I remember the moment that parenting slapped me in the face.
I mean that in the nicest possible way.
The moment that defined me as a mother. That moment that screamed to me: “This journey will be raw and full of emotion! Hang on!”
Barely sitting on the edge of my wrinkled, messy bed, a drop of sweat landed on my lip. I tasted the salt at the same moment my right shoulder spasmed through a deep ache, new to me since becoming a mother six weeks prior to that moment. Every piece of my body ached in ways I didn’t know possible. My nipples raw and cracked stung with every suck from my sweet child. I never knew my body could ache in this way, in these parts only awoken by birth and breastfeeding.
“for there is nothing heavier than compassion. Not even one’s own pain weighs so heavy as the pain one feels with someone, for someone, a pain intensified by the imagination and prolonged by a hundred echoes.” ~ Milan Kundera
I held my infant close to my chest as the rest of my body crumpled arching over his small body. I smelled my own body odor from choosing my baby over my body. My bladder ached from fullness. Then I weeped so hard my body shook and my tears gently rolled onto the blanket keeping my baby safe and warm. “This is my life,” I thought to myself. I felt I had lost every ounce of control over my life. It took me a long time to recover from that moment.
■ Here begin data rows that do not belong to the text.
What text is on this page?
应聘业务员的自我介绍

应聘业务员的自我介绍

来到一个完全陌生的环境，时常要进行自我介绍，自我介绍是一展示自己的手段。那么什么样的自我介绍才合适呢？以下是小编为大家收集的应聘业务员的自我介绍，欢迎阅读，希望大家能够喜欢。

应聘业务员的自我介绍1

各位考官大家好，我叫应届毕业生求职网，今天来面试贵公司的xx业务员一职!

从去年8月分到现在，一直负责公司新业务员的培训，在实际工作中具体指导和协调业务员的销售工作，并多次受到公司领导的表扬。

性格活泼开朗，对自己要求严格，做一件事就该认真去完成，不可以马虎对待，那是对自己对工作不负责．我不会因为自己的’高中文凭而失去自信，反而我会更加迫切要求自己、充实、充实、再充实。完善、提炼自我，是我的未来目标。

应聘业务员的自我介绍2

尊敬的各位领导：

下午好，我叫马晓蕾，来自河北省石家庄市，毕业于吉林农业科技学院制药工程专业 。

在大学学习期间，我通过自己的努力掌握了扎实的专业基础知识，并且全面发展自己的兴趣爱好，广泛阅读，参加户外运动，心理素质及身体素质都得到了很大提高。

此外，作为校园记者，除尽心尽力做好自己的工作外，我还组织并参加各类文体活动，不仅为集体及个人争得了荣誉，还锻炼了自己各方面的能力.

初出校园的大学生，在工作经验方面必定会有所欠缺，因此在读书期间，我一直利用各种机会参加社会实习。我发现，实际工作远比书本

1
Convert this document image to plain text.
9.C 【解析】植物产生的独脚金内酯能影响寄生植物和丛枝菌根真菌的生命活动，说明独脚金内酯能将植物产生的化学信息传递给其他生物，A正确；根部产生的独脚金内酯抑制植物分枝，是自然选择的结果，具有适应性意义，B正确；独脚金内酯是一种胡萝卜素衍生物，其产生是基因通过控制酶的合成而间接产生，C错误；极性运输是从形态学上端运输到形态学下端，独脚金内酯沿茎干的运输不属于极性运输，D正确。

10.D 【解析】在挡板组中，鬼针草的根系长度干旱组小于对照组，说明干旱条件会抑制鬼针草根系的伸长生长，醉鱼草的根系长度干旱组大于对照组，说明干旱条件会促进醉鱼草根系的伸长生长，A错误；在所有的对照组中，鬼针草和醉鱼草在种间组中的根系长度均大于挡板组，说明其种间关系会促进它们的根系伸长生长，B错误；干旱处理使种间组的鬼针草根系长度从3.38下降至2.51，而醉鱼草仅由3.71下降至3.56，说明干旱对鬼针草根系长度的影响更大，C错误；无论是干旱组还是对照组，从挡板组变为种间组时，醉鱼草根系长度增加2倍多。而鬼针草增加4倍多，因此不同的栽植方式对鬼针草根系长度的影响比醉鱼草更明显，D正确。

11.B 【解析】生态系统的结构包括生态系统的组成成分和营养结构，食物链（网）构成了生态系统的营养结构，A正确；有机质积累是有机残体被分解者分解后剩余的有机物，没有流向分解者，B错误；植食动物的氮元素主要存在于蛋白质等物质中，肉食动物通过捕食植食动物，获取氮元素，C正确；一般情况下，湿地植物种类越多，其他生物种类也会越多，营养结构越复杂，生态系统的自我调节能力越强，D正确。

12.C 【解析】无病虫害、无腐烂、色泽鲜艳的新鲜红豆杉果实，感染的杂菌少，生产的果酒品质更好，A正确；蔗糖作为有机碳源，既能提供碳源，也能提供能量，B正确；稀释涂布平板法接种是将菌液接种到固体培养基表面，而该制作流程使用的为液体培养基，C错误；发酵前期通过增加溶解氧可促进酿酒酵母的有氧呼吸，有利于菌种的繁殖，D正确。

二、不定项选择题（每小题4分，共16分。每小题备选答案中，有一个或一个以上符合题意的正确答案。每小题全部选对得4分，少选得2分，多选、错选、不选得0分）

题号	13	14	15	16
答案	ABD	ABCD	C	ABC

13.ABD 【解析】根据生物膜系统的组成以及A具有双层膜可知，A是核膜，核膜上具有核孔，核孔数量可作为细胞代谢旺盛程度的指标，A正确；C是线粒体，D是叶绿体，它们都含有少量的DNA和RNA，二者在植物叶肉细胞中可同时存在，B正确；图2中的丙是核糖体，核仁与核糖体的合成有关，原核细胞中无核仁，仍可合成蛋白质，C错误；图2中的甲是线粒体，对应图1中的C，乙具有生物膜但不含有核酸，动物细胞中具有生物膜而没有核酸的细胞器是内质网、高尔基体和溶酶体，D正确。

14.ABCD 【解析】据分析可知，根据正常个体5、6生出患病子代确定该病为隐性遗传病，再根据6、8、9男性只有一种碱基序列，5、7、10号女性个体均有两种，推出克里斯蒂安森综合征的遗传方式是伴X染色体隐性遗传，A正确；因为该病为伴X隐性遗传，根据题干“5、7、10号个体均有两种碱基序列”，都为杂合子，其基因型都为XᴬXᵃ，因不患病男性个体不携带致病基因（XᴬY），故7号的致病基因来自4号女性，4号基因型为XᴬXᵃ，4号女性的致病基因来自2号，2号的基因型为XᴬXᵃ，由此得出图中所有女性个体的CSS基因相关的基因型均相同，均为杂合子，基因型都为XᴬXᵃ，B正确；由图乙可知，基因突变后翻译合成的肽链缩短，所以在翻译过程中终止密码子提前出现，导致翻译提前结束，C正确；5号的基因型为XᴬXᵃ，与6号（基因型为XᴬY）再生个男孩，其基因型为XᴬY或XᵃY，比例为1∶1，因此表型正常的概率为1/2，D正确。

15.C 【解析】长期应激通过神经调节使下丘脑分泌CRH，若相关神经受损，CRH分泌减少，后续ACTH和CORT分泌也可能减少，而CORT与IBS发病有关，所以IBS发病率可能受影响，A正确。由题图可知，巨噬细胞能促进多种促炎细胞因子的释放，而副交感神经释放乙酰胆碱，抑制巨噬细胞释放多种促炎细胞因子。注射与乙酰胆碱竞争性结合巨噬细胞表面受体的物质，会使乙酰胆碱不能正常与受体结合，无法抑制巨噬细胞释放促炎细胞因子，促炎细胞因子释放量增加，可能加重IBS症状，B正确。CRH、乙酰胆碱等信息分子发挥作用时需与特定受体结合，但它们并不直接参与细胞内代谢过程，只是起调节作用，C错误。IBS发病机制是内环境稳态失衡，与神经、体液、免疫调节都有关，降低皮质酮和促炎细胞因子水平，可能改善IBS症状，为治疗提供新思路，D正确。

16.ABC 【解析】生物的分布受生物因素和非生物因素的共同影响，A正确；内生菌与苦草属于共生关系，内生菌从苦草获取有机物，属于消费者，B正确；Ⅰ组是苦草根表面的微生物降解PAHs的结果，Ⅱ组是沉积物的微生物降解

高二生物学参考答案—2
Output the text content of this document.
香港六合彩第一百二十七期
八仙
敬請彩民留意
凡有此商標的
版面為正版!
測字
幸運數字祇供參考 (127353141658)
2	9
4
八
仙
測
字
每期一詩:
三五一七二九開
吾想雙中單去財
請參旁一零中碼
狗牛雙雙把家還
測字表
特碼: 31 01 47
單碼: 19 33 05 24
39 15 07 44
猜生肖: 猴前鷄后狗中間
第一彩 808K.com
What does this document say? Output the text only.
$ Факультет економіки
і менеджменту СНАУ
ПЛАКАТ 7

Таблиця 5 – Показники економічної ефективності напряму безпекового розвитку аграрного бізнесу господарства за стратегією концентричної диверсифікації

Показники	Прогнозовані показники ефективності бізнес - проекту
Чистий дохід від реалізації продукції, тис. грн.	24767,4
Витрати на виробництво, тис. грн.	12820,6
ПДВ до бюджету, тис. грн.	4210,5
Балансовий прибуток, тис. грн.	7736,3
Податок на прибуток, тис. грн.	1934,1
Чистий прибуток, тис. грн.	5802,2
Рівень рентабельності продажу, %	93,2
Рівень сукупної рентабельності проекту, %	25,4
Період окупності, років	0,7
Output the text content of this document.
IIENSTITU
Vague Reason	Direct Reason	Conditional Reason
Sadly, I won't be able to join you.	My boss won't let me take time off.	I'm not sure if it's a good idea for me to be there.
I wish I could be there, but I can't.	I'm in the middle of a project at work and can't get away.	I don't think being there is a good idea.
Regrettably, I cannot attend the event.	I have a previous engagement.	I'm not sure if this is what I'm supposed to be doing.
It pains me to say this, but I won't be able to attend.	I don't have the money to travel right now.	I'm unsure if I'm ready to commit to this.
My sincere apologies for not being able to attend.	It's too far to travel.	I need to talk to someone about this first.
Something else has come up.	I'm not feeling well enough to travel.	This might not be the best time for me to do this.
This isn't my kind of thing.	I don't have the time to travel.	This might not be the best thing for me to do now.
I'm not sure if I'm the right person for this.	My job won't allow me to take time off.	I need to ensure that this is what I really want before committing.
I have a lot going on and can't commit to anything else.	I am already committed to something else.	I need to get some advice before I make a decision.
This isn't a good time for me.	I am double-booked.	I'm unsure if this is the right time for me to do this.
That moment told me parenting would be hard and would be my greatest teacher. Parenting develops will and shakes emotions that conflict with one another on a daily basis. Since that moment over six years ago, I have read, I have written, I have reflected, I have cried, I have talked, I have listened, I have sought help, I have been sought, I have been kicked down, I have stood tall, I have held, I have been held. I have lived every moment with open arms and an open heart.